Prince @ The Hi-Fi (Brisbane)
Arts Editor and Senior Writer (many years until 2012)

Talk about shock and awe. At 7pm on Friday night, I was planning a quiet one in. Nine hours later, I was stumbling out of The Hi-Fi having witnessed the greatest live show I’m ever likely to experience.


Almost entirely removed from the pomp and ceremony of his stadium show, Prince — the musician, not the caricature — reminded us why he’s worth the spectacle.

After a mood-setting selection of ‘70s funk and ‘80s pop from DJ Rashida, capably tiding over fans who have shown up at the drop of a hat and queued for hours, the clock strikes 2. The NPG starts up on the unmistakable groove of ‘Musicology’ from behind the curtain, while the backing singers go to work on Bobby Byrd’s ‘I Know You Got Soul’.

The curtains open, and there’s Prince, about to play to a room of 650 people on Boundary St and loving it. “Got soul,” he says, dripping with understatement. It is, quite frankly, one of the greatest moments in the history of Brisbane’s live music scene, and we are there. What follows exceeds our wildest expectations.

A positively glowing Prince (I can see his aura, and it’s purple) rips through a set that includes Charlie Parker’s ‘Scrapple From The Apple’, Chaka Khan’s ‘Ain’t Nobody’, Sly & The Family Stone’s ‘Thank You (Falettinme Be Mice Elf Again)’, The Ohio Players’ ‘Love Rollercoaster’, Wild Cherry’s ‘Play That Funky Music’; even India.Arie’s ‘Brown Skin’ (a showcase for powerhouse vocalist Shelby J). If you were trying to explain funk music to an alien, you’d bring them to this show. Musicology, indeed.

His Royal Purpleness dips into his own hefty back catalogue, too, pulling out live favourite ‘Days Of Wild’; a slow, bluesy take on ‘I Could Never Take The Place Of Your Man’ that builds to an emotionally charged solo worthy of the heavens; and closer ‘Controversy’ (including the ‘Housequake’ chant!), one of the tracks that broke him over here in the first place.
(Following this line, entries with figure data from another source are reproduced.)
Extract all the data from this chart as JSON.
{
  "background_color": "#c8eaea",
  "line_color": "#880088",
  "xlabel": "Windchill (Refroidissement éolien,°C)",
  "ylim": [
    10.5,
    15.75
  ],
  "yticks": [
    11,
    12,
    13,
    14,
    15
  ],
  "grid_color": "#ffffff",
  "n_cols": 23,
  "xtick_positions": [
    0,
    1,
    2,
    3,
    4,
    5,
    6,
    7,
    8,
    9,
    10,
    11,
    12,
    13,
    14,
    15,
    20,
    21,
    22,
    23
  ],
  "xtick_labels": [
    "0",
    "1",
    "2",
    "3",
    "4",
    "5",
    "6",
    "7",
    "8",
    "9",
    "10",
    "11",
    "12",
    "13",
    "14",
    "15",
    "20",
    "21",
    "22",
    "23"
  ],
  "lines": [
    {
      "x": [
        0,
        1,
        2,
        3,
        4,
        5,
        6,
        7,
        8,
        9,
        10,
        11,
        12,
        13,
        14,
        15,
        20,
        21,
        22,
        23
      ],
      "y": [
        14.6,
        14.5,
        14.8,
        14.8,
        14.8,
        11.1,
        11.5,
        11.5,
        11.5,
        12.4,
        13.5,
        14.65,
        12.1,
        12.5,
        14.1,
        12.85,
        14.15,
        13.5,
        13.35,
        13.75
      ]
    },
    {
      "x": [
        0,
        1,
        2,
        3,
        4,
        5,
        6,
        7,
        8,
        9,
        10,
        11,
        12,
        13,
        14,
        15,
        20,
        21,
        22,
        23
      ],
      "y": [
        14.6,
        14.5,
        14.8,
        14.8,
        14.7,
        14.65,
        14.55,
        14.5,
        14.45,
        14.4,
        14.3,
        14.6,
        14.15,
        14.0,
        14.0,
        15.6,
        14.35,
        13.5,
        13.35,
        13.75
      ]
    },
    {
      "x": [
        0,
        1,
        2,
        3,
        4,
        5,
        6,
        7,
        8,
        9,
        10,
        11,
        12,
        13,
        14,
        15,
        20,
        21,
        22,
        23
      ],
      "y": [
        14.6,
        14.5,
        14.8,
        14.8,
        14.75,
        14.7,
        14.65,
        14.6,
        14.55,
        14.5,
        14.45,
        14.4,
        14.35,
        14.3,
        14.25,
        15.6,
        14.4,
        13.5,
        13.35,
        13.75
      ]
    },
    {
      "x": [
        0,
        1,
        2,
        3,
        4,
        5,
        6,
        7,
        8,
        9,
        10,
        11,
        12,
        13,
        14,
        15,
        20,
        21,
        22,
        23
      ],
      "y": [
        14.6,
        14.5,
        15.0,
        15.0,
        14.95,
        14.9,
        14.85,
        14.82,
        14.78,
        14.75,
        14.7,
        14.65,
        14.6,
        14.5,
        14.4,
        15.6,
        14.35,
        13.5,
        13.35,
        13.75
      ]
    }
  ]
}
Through it all, he is the consummate frontman, guiding his band and his audience (and the lighting crew) through every step of his genius.

We don’t see a diva, or even an icon, tonight, but of course what we do see is inextricably tied up in all that — we see an incredibly gifted man, doing what he does best for an audience that won’t ever forget it.